Gentoo Websites Logo
Go to: Gentoo Home Documentation Forums Lists Bugs Planet Store Wiki Get Gentoo!

Bug 582538 (CVE-2016-4483)

Summary: <dev-libs/libxml2-2.9.4: out-of-bounds read parsing an XML in libxml2 using recover mode
Product: Gentoo Security Reporter: Agostino Sarubbo <ago>
Component: VulnerabilitiesAssignee: Gentoo Security <security>
Severity: major CC: gnome
Priority: Normal    
Version: unspecified   
Hardware: All   
OS: Linux   
Whiteboard: A2 [glsa cve]
Package list:
Runtime testing required: ---

Description Agostino Sarubbo gentoo-dev 2016-05-09 10:10:30 UTC
From ${URL} :

We found an out-of-bounds read parsing a specially crafted xml in libxml2
if recover mode is used. It affects all versions.  It was discovered before
by another guy but for some reason, never reported or fixed. Since upstream
is not responding, i think it is a good time to publish some details here.
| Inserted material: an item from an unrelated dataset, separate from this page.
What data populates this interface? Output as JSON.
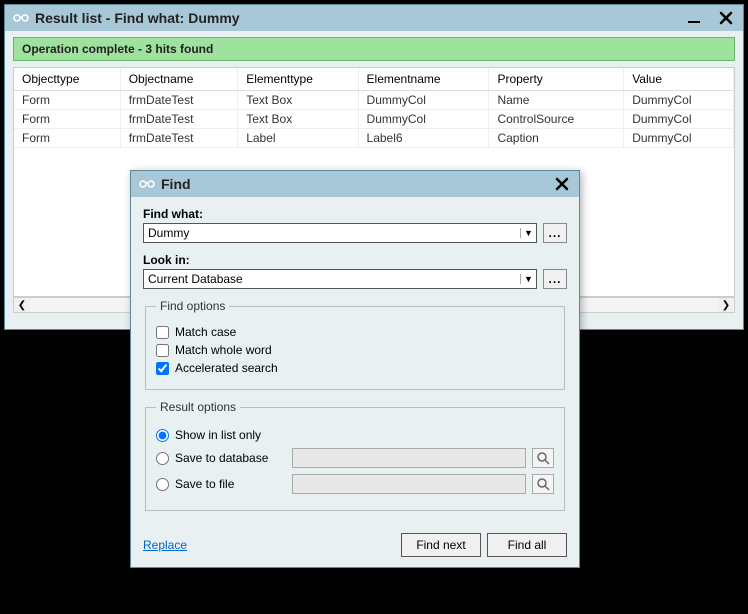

$ xmllint -recover ohizsmaase.xml.-6355798974422201279
==2994== ERROR: AddressSanitizer: heap-buffer-overflow on address
0x60040000d5d3 at pc 0x73320a bp 0x7fffffffc1e0 sp 0x7fffffffc1d8
READ of size 1 at 0x60040000d5d3 thread T0
0x60040000d5d3 is located 0 bytes to the right of 3-byte region

And backtrace is here:

#7  0x000000000073320a in xmlBufAttrSerializeTxtContent
(buf=0x600c0000a7c0, doc=0x601e0000ef50, attr=0x601000007ea0,
string=0x60040000d5d0 <incomplete sequence \341>) at xmlsave.c:2057
#8  0x000000000072af0b in xmlAttrSerializeContent (buf=0x600c0000a820,
attr=0x601000007ea0) at xmlsave.c:443
#9  0x000000000072c36c in xmlAttrDumpOutput (ctxt=0x601c0000ca60,
cur=0x601000007ea0) at xmlsave.c:780
#10 0x000000000072c3b2 in xmlAttrListDumpOutput (ctxt=0x601c0000ca60,
cur=0x601000007ea0) at xmlsave.c:797
#11 0x000000000072dc22 in xmlNodeDumpOutputInternal (ctxt=0x601c0000ca60,
cur=0x60180000b440) at xmlsave.c:1055
#12 0x000000000072ef8a in xmlDocContentDumpOutput (ctxt=0x601c0000ca60,
cur=0x601e0000ef50) at xmlsave.c:1234
#13 0x000000000073246c in xmlSaveDoc (ctxt=0x601c0000ca60,
doc=0x601e0000ef50) at xmlsave.c:1936
#14 0x000000000040a238 in parseAndPrintFile (filename=0x7fffffffe759
"ohizsmaase.xml.-6355798974422201279", rectxt=0x0) at xmllint.c:2689
#15 0x000000000040fe5e in main (argc=3, argv=0x7fffffffe4a8) at

@maintainer(s): after the bump, in case we need to stabilize the package, please let us know if it is ready for the stabilization or not.
Comment 1 Pacho Ramos gentoo-dev 2016-05-21 12:04:44 UTC
Taking care that even three hours ago they fixed another security issue in master maybe we should way a bit instead of bumping/stabilizing  a new version per day :S
Comment 3 GLSAMaker/CVETool Bot gentoo-dev 2017-01-16 21:24:02 UTC
This issue was resolved and addressed in
 GLSA 201701-37 at
by GLSA coordinator Thomas Deutschmann (whissi).
Comment 4 GLSAMaker/CVETool Bot gentoo-dev 2017-01-16 21:26:01 UTC
This issue was resolved and addressed in
 GLSA 201701-37 at
by GLSA coordinator Thomas Deutschmann (whissi).